At just 0.15 percent, 10-year bond yields in Germany have this week taken a step closer towards zero percent — levels last seen in 2016 when the European Central Bank expanded its monetary policy stimulus scheme to stave off the threat of deflation.
Data on Friday showing factory activity shrank across much of Asia in January added to worries that trade tariffs and cooling demand in China pose an increasing threat to global growth.
The U.S. Federal Reserve on Wednesday signalled that its three-year interest rate hiking campaign may be at an end given a cloudy economic outlook.
And in the euro zone, data on Thursday confirmed Italy slipped into recession at the end of 2018 and Bundesbank President Jens Weidmann said Germany’s economic slump will be longer than earlier thought.
As investors bet that central banks have little option but to pump more stimulus into the economy, fixed income markets remain in favour with investors.
“There has been a changing expectation of Fed policy, which was confirmed this week, while there is a view in the euro zone that rates will stay lower for longer,” said Zoeb Sachee at Citi, adding that this tone had shaped bond markets at the start of the year.
“If growth continues to be weak, oil prices stay low, then there is a worry that a deflationary impulse will return and markets fear that the ECB will struggle to fight that,” he said.
On Friday, most euro zone bonds yields were largely steady after another week of sharp falls.
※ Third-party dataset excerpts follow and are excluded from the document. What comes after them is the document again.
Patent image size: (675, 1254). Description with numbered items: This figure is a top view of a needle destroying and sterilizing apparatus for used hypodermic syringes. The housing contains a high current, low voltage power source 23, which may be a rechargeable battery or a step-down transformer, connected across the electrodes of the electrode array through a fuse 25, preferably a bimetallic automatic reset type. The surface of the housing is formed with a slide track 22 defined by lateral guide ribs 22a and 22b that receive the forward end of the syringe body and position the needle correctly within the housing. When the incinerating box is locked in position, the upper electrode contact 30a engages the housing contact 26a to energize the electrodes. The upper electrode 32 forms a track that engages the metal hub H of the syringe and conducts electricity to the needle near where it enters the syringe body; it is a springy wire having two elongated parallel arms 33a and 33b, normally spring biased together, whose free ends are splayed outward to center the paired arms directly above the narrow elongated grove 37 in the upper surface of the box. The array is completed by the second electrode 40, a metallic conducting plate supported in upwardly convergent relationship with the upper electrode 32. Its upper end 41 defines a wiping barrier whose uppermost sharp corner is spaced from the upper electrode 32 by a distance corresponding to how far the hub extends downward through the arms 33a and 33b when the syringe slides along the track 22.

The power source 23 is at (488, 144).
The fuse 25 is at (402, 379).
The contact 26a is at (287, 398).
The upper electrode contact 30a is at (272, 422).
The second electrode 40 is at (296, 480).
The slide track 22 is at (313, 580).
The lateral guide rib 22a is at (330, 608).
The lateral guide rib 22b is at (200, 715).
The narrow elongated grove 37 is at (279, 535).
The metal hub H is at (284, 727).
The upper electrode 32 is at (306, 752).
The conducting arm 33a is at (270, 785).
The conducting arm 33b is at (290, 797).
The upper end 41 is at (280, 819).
French and German 10-year bond yields are down about 5 basis points each this week, a second week of steep declines.
Indeed, even news of progress in high-level talks between the United States and China on trade failed to dent bond markets.
Spain’s 10-year bond yields were set for their fourth week of falls, down about 4 bps, although steady in early trade at 1.20 percent.
Focus shifts to U.S. non-farm payrolls data later in the day for the clues on the U.S. economic outlook.